TTAB Dismisses "GREAT SEATS" 2(d) Opposition Due to Failure to Prove Priority
A long-running battle over registration of the mark GREAT SEATS, after generating two precedential TTAB decisions (here and here), may have finally reached an end (at least at the Board). The TTAB dismissed this Section 2(d) opposition, involving identical marks for essentially identical services, because opposer failed to prove priority. Great Seats, Inc. v. Great Seats, Ltd., Opposition No. 91189540 (August 12, 2013) [not precedential].
Opposer attempted an end-run around the Board's earlier order refusing to allow opposer to take the testimony of 26 belatedly-identified witnesses, by submitting 23 written statements during its rebuttal case. The Board found the statements to be barred due to the earlier order, and also inadmissible as improper rebuttal.
On the key issue of priority, opposer relied on common law use of GREAT SEATS, as well as use analogous to trademark use. The Board deemed the mark GREAT SEATS to be merely descriptive (i.e., not inherently distinctive) of the parties' ticketing services, and so opposer had to show when the mark acquired distinctiveness as a source indicator for its services. Opposer established use as a service mark as of 1995, but attempted to show prior use analogous to trademark use, claiming that "Great Seats" was the nickname of its Danny Matta, the founding principle of opposer.
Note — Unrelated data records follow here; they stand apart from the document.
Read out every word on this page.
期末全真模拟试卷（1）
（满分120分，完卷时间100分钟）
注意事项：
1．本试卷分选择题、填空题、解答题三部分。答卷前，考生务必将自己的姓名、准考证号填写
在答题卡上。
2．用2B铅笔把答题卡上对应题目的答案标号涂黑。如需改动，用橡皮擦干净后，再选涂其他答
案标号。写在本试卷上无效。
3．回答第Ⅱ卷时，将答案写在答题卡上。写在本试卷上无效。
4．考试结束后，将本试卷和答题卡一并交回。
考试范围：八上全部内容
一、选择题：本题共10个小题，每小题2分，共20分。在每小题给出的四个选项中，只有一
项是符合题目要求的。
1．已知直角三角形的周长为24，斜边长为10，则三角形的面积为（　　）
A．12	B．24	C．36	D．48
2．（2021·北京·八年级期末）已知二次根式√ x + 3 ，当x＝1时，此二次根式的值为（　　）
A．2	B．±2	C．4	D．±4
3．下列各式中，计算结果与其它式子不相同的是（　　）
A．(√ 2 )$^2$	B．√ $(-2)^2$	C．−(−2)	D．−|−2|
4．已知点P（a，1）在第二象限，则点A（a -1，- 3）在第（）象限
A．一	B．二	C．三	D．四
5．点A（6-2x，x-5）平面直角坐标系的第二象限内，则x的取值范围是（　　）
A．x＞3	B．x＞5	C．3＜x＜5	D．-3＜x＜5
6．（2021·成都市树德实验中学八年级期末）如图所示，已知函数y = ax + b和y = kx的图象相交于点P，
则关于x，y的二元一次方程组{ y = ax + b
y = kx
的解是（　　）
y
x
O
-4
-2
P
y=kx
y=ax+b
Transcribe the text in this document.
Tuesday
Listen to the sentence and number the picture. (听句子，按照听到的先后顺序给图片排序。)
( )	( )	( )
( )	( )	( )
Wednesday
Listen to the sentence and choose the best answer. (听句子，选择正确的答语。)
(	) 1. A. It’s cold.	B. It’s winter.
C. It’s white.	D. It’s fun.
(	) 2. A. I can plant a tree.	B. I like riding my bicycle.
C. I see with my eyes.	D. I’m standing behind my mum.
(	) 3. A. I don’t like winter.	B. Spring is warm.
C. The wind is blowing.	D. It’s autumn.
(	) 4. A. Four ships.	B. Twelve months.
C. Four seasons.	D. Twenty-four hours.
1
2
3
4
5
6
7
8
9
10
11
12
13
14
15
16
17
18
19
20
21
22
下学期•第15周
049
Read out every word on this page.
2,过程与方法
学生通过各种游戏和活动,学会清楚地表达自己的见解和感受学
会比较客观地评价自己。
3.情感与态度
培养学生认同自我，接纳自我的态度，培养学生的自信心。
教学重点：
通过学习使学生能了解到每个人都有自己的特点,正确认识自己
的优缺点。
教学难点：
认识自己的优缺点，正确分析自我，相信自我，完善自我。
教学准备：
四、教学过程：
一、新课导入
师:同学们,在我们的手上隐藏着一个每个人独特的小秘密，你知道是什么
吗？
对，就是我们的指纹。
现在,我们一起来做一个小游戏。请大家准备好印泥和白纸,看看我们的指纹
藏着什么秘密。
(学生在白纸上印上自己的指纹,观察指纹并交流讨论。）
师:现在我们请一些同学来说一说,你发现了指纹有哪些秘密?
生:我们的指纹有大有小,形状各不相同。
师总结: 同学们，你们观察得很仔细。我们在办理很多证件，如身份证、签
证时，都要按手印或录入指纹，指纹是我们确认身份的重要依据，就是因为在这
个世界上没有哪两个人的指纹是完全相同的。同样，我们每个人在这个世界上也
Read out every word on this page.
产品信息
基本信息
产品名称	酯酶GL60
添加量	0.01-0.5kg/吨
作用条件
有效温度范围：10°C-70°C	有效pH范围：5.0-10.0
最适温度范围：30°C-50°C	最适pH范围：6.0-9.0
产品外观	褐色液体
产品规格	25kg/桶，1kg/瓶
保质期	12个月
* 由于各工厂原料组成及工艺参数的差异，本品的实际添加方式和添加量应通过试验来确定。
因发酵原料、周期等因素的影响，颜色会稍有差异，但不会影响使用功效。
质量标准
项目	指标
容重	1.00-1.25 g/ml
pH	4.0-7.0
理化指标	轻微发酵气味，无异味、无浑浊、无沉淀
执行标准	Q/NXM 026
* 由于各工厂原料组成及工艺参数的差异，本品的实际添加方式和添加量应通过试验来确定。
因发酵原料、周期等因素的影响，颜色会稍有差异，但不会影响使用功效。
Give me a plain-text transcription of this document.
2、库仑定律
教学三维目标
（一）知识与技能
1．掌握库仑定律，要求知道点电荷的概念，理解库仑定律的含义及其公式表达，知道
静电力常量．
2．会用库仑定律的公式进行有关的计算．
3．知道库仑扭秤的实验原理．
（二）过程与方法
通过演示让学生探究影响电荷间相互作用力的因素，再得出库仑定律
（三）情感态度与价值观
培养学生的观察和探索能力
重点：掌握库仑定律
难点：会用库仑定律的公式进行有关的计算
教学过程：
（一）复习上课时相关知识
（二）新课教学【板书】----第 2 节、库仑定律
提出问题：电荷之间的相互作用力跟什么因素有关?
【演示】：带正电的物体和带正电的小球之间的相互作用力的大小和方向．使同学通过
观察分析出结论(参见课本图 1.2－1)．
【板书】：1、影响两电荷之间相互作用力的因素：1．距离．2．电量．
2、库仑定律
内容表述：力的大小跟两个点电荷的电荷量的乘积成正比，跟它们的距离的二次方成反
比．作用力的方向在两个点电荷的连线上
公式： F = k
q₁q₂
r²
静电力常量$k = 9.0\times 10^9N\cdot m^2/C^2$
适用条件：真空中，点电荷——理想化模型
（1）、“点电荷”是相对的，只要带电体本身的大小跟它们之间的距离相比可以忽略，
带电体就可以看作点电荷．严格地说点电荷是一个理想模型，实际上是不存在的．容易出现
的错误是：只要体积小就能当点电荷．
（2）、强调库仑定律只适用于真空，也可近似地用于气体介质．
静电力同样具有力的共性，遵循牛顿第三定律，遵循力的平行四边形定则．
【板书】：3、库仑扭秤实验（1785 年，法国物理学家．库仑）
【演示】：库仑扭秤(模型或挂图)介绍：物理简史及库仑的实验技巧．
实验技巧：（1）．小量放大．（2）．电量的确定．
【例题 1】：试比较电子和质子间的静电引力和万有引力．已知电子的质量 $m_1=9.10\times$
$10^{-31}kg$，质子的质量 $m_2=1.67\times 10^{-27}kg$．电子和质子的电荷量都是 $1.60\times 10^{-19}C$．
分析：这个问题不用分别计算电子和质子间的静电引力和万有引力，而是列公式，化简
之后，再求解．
However, there was no documentation showing use of GREAT SEATS prior to 1995, nor was there evidence that "a clear or widespread association exists between 'Great Seats' and opposer or Mr. Matta in the minds of the purchasing or potential purchasing public prior to opposer's first use of GREAT SEATS as a trademark in 1995." As to the nickname, the evidence was insufficient to show that there was anything more than a "de minimis public association of the term with the services offered by Mr. Matta."
Applicant submitted testimony and evidence (including 36 form statements from customers) showing first use on August 1, 1992, and acquired distinctiveness as early as 1993 or 1994.
Because opposer failed to prove priority, the Board dismissed the Section 2(d) claim.
Opposer also argued that during prosecution of its application, applicant made an insufficient showing under Section 2(f) to warrant approval of the application for publication. The Board pointed out, however, that these allegations address an ex parte examination issue that is not a proper ground for relief in an inter partes proceeding. "It would be manifestly unfair to penalize applicant for non-compliance with a requirement that was never made by an Examining Attorney."
In any event, applicant submitted evidence of acquired distinctiveness in this proceeding and opposer did not challenge its sufficiency.